Dziś przypada 11. rocznica śmierci abp. Józefa Życińskiego, Metropolity Lubelskiego, Wielkiego Kanclerza KUL. Ten najwyższej próby intelektualista w sutannie, ceniony mistrz pióra, autorytet moralny był autorem 50 książek i setek artykułów, organizatorem sympozjów i kongresów, tytanem pracy duchowej, intelektualnej, duszpasterskiej i organizacyjnej. Jego dorobek zdobył sobie uznanie nie tylko w kraju ale i na świecie. Najbardziej charakterystycznym rysem postawy abp. Józefa Życińskiego była wierność katolickiej ortodoksji, a zarazem wielka otwartość wobec świata. Zmarł nagle 10 lutego 2011 r. w Rzymie.

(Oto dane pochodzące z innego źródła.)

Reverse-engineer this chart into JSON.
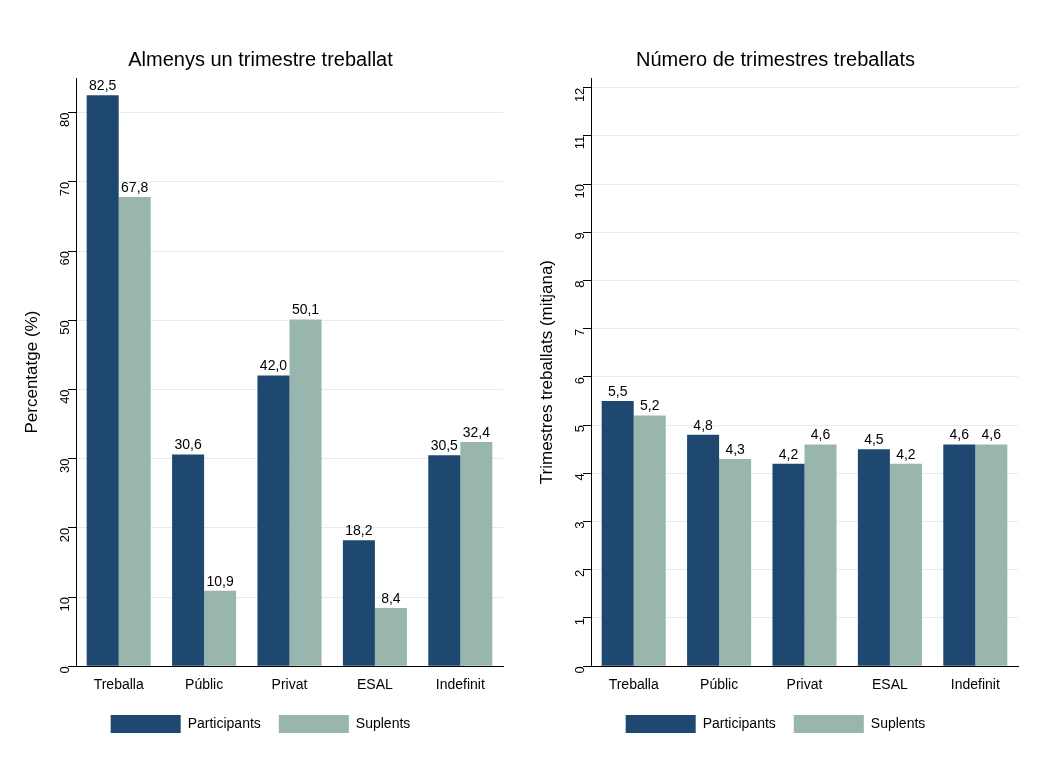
{
  "chart_data": [
    {
      "type": "bar",
      "title": "Almenys un trimestre treballat",
      "ylabel": "Percentatge (%)",
      "categories": [
        "Treballa",
        "Públic",
        "Privat",
        "ESAL",
        "Indefinit"
      ],
      "series": [
        {
          "name": "Participants",
          "color": "#1e4870",
          "values": [
            82.5,
            30.6,
            42.0,
            18.2,
            30.5
          ],
          "value_labels": [
            "82,5",
            "30,6",
            "42,0",
            "18,2",
            "30,5"
          ]
        },
        {
          "name": "Suplents",
          "color": "#98b5ae",
          "values": [
            67.8,
            10.9,
            50.1,
            8.4,
            32.4
          ],
          "value_labels": [
            "67,8",
            "10,9",
            "50,1",
            "8,4",
            "32,4"
          ]
        }
      ],
      "ylim": [
        0,
        85
      ],
      "yticks": [
        0,
        10,
        20,
        30,
        40,
        50,
        60,
        70,
        80
      ],
      "grid": "y",
      "legend": "bottom"
    },
    {
      "type": "bar",
      "title": "Número de trimestres treballats",
      "ylabel": "Trimestres treballats (mitjana)",
      "categories": [
        "Treballa",
        "Públic",
        "Privat",
        "ESAL",
        "Indefinit"
      ],
      "series": [
        {
          "name": "Participants",
          "color": "#1e4870",
          "values": [
            5.5,
            4.8,
            4.2,
            4.5,
            4.6
          ],
          "value_labels": [
            "5,5",
            "4,8",
            "4,2",
            "4,5",
            "4,6"
          ]
        },
        {
          "name": "Suplents",
          "color": "#98b5ae",
          "values": [
            5.2,
            4.3,
            4.6,
            4.2,
            4.6
          ],
          "value_labels": [
            "5,2",
            "4,3",
            "4,6",
            "4,2",
            "4,6"
          ]
        }
      ],
      "ylim": [
        0,
        12.2
      ],
      "yticks": [
        0,
        1,
        2,
        3,
        4,
        5,
        6,
        7,
        8,
        9,
        10,
        11,
        12
      ],
      "grid": "y",
      "legend": "bottom"
    }
  ]
}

Inspirator badań naukowych
Abp Życiński słynął też ze swej organizacyjnej aktywności wyliczając choćby przygotowywanie i przeprowadzenie licznych konwersatoriów, sympozjów i innych spotkań naukowych, poświęconych problematyce filozofii, nauki, religii czy kultury, także o zasięgu międzynarodowym, czego dobitnym przykładem były Kongresy Kultury Chrześcijańskiej w Lublinie, w których uczestniczyli wybitni przedstawiciele kultury i nauki z kraju i zagranicy. Nie można zapomnieć także o interdyscyplinarnym konwersatorium na temat wzajemnych relacji teologii i nauk szczegółowych, które odbywały się od roku 1987 - o dwa lata w Castel Gandolfo, w którym brał udział Jan Paweł II.
Ponadto abp Życiński uczestniczył w wielu organizacjach naukowych, kościelnych i społecznych, m.in. w Kongregacji ds. Wychowania Katolickiego, Papieskiej Rady Kultury, Komisji Wspólnej Episkopatu i Rządu RP, Radzie Programowej KAI, Komisji Episkopatu do Spraw Nauki Wiary oraz Wspólnej Grupy Roboczej Kościoła Katolickiego i Światowej Rady Kościołów.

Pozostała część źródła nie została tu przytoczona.